E con una serie di stereotipi che di solito servono a riempire colonne quando è già successo tutto, invece di scomodarsi a stanare il male quando sta ancora nascosto. Ci hanno detto che la fama è a portata di tutti e tutti ci abbiamo creduto, al punto che ogni spicchio della nostra vita è in macedonia social con le vite degli altri.

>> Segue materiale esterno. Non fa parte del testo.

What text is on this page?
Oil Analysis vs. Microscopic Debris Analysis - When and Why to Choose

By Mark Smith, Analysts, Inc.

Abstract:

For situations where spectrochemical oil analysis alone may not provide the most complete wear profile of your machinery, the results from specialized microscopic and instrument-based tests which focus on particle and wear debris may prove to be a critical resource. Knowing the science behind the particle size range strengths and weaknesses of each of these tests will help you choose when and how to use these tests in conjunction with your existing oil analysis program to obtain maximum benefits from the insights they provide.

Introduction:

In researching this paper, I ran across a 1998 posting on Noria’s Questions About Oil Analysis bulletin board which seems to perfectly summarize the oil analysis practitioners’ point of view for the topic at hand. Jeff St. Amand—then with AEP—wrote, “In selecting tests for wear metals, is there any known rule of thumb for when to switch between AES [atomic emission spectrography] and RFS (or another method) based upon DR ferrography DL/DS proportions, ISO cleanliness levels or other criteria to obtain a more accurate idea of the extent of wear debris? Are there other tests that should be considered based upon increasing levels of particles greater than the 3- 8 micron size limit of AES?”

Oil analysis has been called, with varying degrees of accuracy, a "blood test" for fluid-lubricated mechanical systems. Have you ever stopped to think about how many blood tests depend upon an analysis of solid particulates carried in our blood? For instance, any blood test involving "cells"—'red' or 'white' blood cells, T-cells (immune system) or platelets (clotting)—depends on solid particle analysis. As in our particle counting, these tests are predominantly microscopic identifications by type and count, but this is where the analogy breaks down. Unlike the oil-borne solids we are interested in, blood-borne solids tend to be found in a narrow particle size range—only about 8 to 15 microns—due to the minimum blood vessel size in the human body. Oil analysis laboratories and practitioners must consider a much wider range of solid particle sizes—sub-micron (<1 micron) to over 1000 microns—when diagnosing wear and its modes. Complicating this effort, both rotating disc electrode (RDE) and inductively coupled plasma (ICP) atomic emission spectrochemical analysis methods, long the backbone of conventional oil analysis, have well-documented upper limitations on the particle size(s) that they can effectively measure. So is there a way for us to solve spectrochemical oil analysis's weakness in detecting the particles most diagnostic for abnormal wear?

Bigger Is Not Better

Sappiamo tutti che usare la violenza o diffonderne il Verbo Nero è sconcio e criminale, ma se un giornalista con la moglie premier dice cose inqualificabili ci dividiamo. E non per diversa visione del problema ma per partito preso nei confronti di chi è latore di certe scempiaggini. Ci abbeveriamo comodi alla fonte della rabbia sociale che sfocia in omicidi, stupri, abomini e i mostri a volte ce li abbiamo in casa.

Ammettere per capire, e per guarire

Solo che non lo diremo mai perché ammettere che il Diavolo può fare il nido anche in casa nostra significherebbe ammettere che non ci sono quelle differenze che ci fanno sentire “più” degli altri. E che sì, anche noi foraggiamo il mondo storto che poi vorremmo raddrizzare a suon di sermoni scemi. Noi meglio di “loro”, più puliti, più abilitati al giudizio. “Oh, no, a noi non succederà mai”.

E più pronti a diffondere la bugia per cui la Banalità del Male è un libro che trattava solo di ebrei e Germania. Roba eccezionalmente orribile ma eccezionale. No, parlava del mondo, e parlava anche di noi. Di tutte le volte che anche abbiamo gridato o avuto voglia di gridare “dai, fallo di nuovo; ancora! Ancora!”. Come hanno gridato i giovani mostri di Fiuggi o di un qualunque altrove. Non “della Fiuggi bene”.

Perché i mostri non hanno case o caserme. Hanno solo se stessi, chi non li ha capiti e chi mostri li voleva. Per un pugno di view. Per riprendere tutto purché sia un tutto che colpisca. E per esistere senza vivere. Forse il segreto non è tenere a bada il male, ma stare in guardia da tutto quello che potremmo diventare. Tutti.